未熟女でも大人になっていいですか?
「まさか、それもこの手紙を書く為の手段だったとか?」


大人しいバンビだと思ってたけど、とんでもない狐か狸だったようだ。


「それなら負けてなんかいられない。きっちりと落とし前をつけ返してやらないと!」



後から思えば、それも自分の勘違いだったけど、この時はそれに気づかず封を切った。

中から出てきたのは添え文みたいな手紙と写真が数枚。


「『この度が初めての顔合わせとなりますので、写真を数枚同封させて頂きます』…って、知ってるわよ。顔くらい」


この段階で気付けば良いものを頭に血が上ってた私は気づかないまま、手紙に書かれてある店に向かうことにした。
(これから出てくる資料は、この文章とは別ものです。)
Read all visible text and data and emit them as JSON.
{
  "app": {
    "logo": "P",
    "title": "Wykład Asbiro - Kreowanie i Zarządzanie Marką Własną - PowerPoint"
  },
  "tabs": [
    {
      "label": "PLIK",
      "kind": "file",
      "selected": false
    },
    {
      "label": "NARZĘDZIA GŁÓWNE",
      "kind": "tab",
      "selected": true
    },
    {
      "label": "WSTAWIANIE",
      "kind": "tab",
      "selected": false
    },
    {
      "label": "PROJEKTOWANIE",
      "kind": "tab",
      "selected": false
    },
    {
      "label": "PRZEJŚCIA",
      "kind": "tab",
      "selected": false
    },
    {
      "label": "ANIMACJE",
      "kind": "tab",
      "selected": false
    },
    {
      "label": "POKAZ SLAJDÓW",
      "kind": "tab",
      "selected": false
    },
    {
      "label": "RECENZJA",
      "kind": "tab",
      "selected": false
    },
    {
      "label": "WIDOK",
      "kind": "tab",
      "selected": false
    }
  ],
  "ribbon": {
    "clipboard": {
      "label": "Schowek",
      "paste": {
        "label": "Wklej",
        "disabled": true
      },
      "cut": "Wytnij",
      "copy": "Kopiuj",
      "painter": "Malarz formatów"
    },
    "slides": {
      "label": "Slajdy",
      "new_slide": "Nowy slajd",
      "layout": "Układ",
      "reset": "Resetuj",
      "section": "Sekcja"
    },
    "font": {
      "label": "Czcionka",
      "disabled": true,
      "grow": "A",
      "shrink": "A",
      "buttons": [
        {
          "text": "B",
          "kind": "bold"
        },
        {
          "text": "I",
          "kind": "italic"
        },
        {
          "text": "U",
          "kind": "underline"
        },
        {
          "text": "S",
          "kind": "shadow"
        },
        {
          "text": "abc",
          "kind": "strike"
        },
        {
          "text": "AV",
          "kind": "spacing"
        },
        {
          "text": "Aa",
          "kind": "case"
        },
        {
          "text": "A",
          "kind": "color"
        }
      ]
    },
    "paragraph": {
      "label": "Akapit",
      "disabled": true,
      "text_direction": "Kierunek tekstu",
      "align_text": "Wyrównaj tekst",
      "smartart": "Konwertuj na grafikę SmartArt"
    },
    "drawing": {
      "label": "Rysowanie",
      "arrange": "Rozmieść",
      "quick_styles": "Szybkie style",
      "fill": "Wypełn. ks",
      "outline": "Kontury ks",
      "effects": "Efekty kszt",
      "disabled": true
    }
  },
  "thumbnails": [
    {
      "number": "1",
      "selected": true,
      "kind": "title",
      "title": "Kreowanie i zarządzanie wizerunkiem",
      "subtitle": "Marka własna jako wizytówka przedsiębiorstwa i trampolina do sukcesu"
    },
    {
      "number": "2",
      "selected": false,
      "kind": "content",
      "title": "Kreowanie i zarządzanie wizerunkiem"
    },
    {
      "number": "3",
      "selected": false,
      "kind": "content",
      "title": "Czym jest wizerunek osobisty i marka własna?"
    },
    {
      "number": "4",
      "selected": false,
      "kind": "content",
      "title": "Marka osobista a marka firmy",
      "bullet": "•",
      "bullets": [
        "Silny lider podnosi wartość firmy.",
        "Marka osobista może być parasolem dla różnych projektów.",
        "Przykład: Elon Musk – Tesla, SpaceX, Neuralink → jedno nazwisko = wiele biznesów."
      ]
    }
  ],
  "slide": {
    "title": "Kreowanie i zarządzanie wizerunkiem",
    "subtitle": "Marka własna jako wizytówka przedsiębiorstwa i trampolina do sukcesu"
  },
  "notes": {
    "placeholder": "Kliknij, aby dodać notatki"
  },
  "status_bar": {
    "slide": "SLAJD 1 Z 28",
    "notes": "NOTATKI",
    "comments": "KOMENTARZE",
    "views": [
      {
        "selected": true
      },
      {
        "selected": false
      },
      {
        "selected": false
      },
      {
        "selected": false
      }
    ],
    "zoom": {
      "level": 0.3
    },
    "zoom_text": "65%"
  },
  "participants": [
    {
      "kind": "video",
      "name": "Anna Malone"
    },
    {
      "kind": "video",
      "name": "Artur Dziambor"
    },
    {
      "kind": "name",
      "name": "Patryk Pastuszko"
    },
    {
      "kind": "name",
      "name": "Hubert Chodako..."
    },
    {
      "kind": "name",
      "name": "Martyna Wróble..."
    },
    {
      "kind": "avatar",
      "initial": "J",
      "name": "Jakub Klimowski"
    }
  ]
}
仙道 保が逢瀬に選んだ場所は、お洒落な外観で有名な喫茶店だった。

この間初めて入ったデパートのフルーツパーラーよりも高級感が漂うお店で、そこに着くまでの間、私はもう一度その手紙を読み直した。



『初めまして、ヤマガタ ミツ様。僕の名前は『仙道 保』と言います。

貴女のことを先程父から初めて聞かされ、かなり驚いた状況でこの手紙を書いています。

まさか自分にそんな存在の方が決められていたとは知らず、こんなことならもっとマシな職業に就いていれば良かった…と、今更ながらの後悔をしているところです。


僕は現在、左官という仕事に就いております。

内容は主に家の内壁や外壁の塗装をし、たまに台所の床にセメントを流して均したりする仕事を行っています。